For SOX2, SOX17, NANOG, LIN28, and PREF1, a biotinylated rabbit anti-goat secondary antibody was used, and for THY1, a biotinylated goat anti-rabbit antibody was used. After 30 min of incubation with the secondary antibody, the slides were rinsed in PBS. Then, Avidin Biotin Complex solution (ABC, Vectastain ABC Kit, Burlingame, CA, USA, no. PK-6100) was applied for 30 min at room temperature. For CD133, Dako ChemMate Envision HRP rabbit-mouse was applied for 30 min (Dako Envision Kit, Glostrup, Denmark). Slides were again rinsed in PBS, and bound antibody complex was visualized with DAB (3′3′Diaminobenzidine, Dako Envision Kit), which was applied twice for 5 min each, after which the slides were washed with distilled water, dehydrated, counterstained with hematoxylin, and coverslipped using permanent mounting medium.
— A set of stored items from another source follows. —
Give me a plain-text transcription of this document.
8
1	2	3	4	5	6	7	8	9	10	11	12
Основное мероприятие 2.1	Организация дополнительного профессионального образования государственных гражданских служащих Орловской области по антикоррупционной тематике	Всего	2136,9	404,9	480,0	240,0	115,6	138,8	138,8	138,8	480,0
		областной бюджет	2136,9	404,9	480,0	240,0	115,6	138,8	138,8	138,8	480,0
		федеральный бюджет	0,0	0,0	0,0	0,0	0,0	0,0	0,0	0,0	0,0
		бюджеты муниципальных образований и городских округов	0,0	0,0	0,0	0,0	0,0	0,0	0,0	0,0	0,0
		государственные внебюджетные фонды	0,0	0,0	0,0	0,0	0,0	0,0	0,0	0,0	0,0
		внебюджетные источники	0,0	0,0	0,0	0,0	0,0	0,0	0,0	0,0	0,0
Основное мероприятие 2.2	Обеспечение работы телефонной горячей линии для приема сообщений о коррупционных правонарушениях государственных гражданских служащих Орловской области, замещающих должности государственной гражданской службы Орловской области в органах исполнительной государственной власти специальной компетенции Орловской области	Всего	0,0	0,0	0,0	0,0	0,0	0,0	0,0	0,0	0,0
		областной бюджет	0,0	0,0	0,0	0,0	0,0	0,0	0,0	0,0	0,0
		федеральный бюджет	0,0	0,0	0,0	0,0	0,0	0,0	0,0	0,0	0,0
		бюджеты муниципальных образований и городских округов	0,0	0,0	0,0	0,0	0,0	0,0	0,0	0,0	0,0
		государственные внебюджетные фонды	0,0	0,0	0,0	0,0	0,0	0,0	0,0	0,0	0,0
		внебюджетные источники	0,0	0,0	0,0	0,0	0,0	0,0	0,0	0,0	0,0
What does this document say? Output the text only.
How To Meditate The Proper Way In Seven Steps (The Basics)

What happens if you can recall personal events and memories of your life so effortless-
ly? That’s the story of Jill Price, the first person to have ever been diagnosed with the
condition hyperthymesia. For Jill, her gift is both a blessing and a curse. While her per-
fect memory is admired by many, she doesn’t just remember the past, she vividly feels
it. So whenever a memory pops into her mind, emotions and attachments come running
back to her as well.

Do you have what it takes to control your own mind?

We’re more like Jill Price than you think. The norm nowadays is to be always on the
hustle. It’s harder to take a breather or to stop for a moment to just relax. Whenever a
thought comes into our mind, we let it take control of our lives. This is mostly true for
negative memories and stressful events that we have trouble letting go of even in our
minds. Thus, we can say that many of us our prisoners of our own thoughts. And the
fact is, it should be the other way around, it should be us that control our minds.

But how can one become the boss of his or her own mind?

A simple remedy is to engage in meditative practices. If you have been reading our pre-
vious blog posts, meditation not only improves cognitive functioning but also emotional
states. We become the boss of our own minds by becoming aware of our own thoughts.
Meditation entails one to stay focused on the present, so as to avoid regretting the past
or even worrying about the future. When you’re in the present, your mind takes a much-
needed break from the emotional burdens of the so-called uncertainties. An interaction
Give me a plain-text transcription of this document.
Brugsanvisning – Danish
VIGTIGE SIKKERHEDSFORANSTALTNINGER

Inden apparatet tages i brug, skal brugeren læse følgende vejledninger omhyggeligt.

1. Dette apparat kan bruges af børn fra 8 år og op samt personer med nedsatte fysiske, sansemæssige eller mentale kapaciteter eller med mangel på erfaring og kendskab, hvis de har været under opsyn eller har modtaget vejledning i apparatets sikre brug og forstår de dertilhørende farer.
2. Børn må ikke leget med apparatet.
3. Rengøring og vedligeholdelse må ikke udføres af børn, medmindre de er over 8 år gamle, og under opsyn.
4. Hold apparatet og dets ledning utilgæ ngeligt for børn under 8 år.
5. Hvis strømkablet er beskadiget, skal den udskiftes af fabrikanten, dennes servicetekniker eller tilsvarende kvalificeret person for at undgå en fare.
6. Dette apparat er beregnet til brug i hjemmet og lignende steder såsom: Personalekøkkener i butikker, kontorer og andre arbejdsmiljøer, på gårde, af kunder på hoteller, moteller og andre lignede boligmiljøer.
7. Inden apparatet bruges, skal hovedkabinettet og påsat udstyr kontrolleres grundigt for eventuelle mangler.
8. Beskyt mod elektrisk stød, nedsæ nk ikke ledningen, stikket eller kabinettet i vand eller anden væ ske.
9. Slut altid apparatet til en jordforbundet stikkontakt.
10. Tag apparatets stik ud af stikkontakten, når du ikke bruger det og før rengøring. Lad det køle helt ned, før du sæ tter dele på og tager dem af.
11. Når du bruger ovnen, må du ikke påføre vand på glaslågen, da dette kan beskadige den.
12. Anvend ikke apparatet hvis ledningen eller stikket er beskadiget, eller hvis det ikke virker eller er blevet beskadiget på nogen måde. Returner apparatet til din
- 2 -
For PREF1 and THY1, the counterstaining was performed by incubating the slides for 13 min at 60 °C with methylgreen (Vector Laboratories, no. H-3402).
Testicular embryonic carcinoma/CIS was used as a positive control for all of the markers. Normal endothelial cells served as an internal positive control for SOX17 (see Fig. 1), as did human pancreas tissue for CD133.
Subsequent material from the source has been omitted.